Bella sarebbe stata la prima a essere attaccata. Bella era mansueta, attaccabile appunto, debolissima, magra. Andai diretta verso di lei, e mi accertai che nessuno dei cani più guerrieri fosse vicino a noi. Lei mi guardò, alzò gli occhi verso di me e mi venne incontro. Un attimo, e compresi che Bella era mia.
Bella era grande, grande di stazza dico, ma piccola dentro, cucciola nel suo animo. Lo vidi subito, era spaventata. Non aveva di certo un fare sicuro, non si comportava come un animale altero, nonostante fosse nobile d’aspetto. Bella era terrorizzata dalla vita e dal mondo.
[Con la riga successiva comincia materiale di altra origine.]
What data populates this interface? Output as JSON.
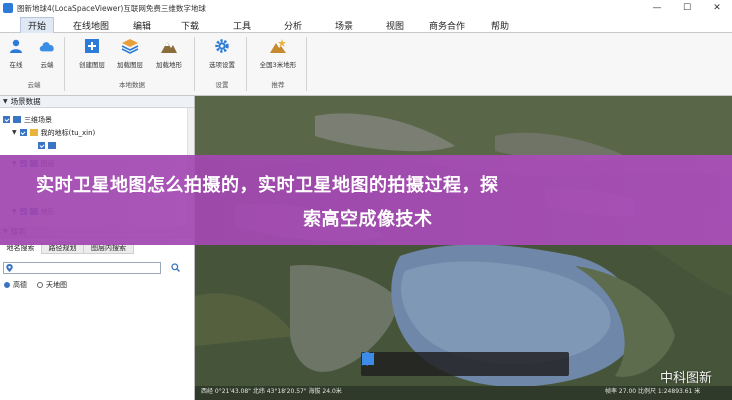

Si sarebbe fidata e affidata a me? Mi chiesi subito questo, solo questo, dato che avevo già deciso: Bella sarebbe diventata la nuova sorella di gatta Ciccia e delle altre micie. La sua risposta era arrivata, pronta. La cagna dolcissima mi aveva detto sì, che si sarebbe fidata. Bella, infatti, nonostante la sua evidente paura, nonostante la sua timidezza, aveva mandato un segnale chiaro. Lei voleva essere liberata e voleva essere adottata. Ovvio. Bella voleva una famiglia. Era pronta a scommettere.
Adesso Bella è mia, e spesso viene in ufficio con me e si stende, serena, sotto la mia scrivania. I miei colleghi la salutano, poi si dimenticano di lei, perché si nasconde. Bella è rimasta timida, riservata, ma sento che adesso è felice. Bella non morirà sola.